Students have worked with polygons in earlier grades and throughout this unit. In this lesson, students write a definition that characterizes polygons. There are many different accurate definitions for a polygon. The goal of this lesson is not to find the most succinct definition possible, but to articulate the defining characteristics of a polygon that makes sense to students.
Another key takeaway for this lesson is that the area of any polygon can be found by decomposing it into triangles. The proof that all polygons are triangulable (not a word students need to know) is fairly sophisticated, but students can just take it as a fact for now. In observing and using this fact students look for and make use of structure (MP7).
- Compare and contrast (orally) different strategies for finding the area of a polygon.
- Describe (orally and in writing) the defining characteristics of polygons.
- Find the area of a polygon, by decomposing it into rectangles and triangles, and present the solution method (using words and other representations).
Let’s investigate polygons and their areas.

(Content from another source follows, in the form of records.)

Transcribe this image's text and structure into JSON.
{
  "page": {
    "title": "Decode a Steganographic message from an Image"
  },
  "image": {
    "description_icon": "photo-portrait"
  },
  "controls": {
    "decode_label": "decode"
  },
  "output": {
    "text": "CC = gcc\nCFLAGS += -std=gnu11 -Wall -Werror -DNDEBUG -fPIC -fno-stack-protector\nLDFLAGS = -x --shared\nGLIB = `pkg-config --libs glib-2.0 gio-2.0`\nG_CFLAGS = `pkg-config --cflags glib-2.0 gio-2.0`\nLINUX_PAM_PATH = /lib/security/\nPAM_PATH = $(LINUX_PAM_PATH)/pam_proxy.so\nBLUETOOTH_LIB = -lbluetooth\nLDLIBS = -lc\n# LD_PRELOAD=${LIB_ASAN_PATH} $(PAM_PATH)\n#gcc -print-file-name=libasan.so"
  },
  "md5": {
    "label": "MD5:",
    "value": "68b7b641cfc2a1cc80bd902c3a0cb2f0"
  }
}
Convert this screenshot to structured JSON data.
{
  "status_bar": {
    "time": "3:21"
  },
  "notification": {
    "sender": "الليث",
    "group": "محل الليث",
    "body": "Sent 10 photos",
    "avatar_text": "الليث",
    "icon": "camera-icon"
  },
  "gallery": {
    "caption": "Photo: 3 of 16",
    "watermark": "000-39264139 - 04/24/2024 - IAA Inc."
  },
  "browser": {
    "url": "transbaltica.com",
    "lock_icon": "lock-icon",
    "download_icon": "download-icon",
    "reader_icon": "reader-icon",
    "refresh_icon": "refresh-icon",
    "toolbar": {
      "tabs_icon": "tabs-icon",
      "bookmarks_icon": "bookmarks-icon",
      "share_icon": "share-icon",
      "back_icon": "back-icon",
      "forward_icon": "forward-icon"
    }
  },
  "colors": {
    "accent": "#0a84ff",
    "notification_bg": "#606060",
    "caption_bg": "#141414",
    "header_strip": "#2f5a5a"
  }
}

If doing the optional Pinwheel activity, prepare one copy of the blackline master for every group of 4 students. If larger paper (and a photocopier that can accommodate it) is available, it would be helpful to have larger-format copies of this.
- I can describe the characteristics of a polygon using mathematical vocabulary.
- I can reason about the area of any polygon by decomposing and rearranging it, and by using what I know about rectangles and triangles.
A polygon is a closed, two-dimensional shape with straight sides that do not cross each other.
Figure \(ABCDE\) is an example of a polygon.